Oh..kay. Is there something we're missing?
Aside from the money? Legal costs have topped $100,000 so far for eight state Treasury investment officers facing state ethics reviews, according to a letter released Friday after a public-records request from the Statesman Journal and others.
The way I see it is that the state is spending some chump change, having hired members of the Neil Goldschmidt cabal to "defend" a few staff against ethics charges. A hundred grand may seem like a lot of cash to you or me, but a state agency can pee that much away just on a "diversity" consultant.

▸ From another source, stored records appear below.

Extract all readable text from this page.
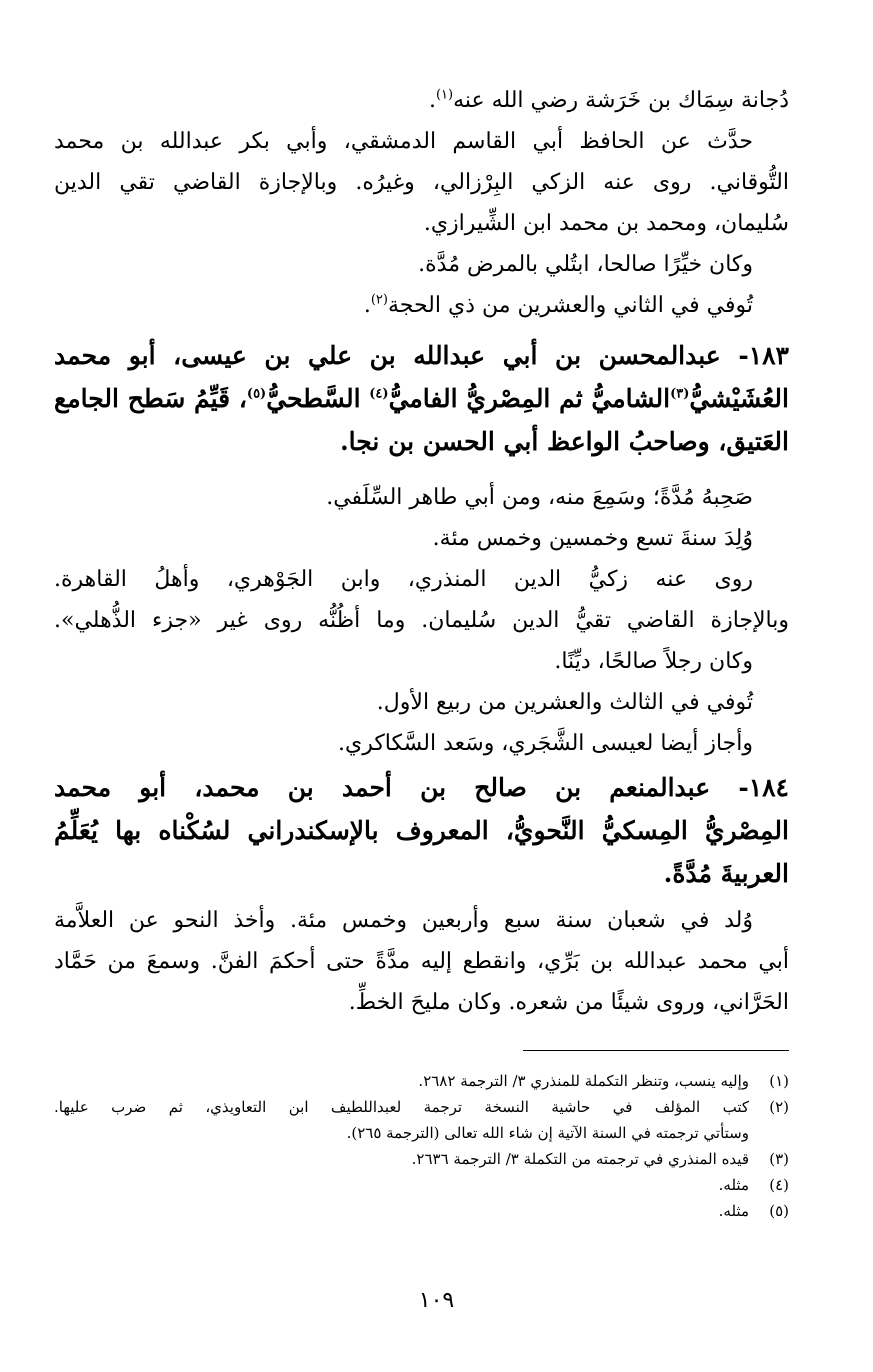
دُجانة سِمَاك بن خَرَشة رضي الله عنه$^{(١)}$.

حدَّث عن الحافظ أبي القاسم الدمشقي، وأبي بكر عبدالله بن محمد

التُّوقاني. روى عنه الزكي البِرْزالي، وغيرُه. وبالإجازة القاضي تقي الدين

سُليمان، ومحمد بن محمد ابن الشِّيرازي.

وكان خيِّرًا صالحا، ابتُلي بالمرض مُدَّة.

تُوفي في الثاني والعشرين من ذي الحجة$^{(٢)}$.

١٨٣- عبدالمحسن بن أبي عبدالله بن علي بن عيسى، أبو محمد

العُشَيْشيُّ$^{(٣)}$الشاميُّ ثم المِصْريُّ الفاميُّ$^{(٤)}$ السَّطحيُّ$^{(٥)}$، قَيِّمُ سَطح الجامع

العَتيق، وصاحبُ الواعظ أبي الحسن بن نجا.

صَحِبهُ مُدَّةً؛ وسَمِعَ منه، ومن أبي طاهر السِّلَفي.

وُلِدَ سنةَ تسع وخمسين وخمس مئة.

روى عنه زكيُّ الدين المنذري، وابن الجَوْهري، وأهلُ القاهرة.

وبالإجازة القاضي تقيُّ الدين سُليمان. وما أظُنُّه روى غير «جزء الذُّهلي».

وكان رجلاً صالحًا، ديِّنًا.

تُوفي في الثالث والعشرين من ربيع الأول.

وأجاز أيضا لعيسى الشَّجَري، وسَعد السَّكاكري.

١٨٤- عبدالمنعم بن صالح بن أحمد بن محمد، أبو محمد

المِصْريُّ المِسكيُّ النَّحويُّ، المعروف بالإسكندراني لسُكْناه بها يُعَلِّمُ

العربيةَ مُدَّةً.

وُلد في شعبان سنة سبع وأربعين وخمس مئة. وأخذ النحو عن العلاَّمة

أبي محمد عبدالله بن بَرِّي، وانقطع إليه مدَّةً حتى أحكمَ الفنَّ. وسمعَ من حَمَّاد

الحَرَّاني، وروى شيئًا من شعره. وكان مليحَ الخطِّ.

(١)
وإليه ينسب، وتنظر التكملة للمنذري ٣/ الترجمة ٢٦٨٢.
(٢)
كتب المؤلف في حاشية النسخة ترجمة لعبداللطيف ابن التعاويذي، ثم ضرب عليها.
وستأتي ترجمته في السنة الآتية إن شاء الله تعالى (الترجمة ٢٦٥).
(٣)
قيده المنذري في ترجمته من التكملة ٣/ الترجمة ٢٦٣٦.
(٤)
مثله.
(٥)
مثله.
١٠٩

Ted claims that he never said that anyone should be above ethics laws, in fact, I've said the opposite, and I have proposed a process to ensure that employees are, in fact, following ethics laws when they follow agency policy.
More to the point, he says that 1) agency policies should be ensured to be consistent with ethics law and there should be a process to ensure that this is the case, and 2) employees who can demonstrate that they followed those policies should then be presumed to be following ethics laws without concern about being subject to a costly and lengthy ethics investigation.
But just how do they "demonstrate that they followed those policies"? Doesn't that involve a "costly and lengthy ethics investigation"?
Ted's "solution" seems to leave more questions than answers, and it's not what I expected to see from him.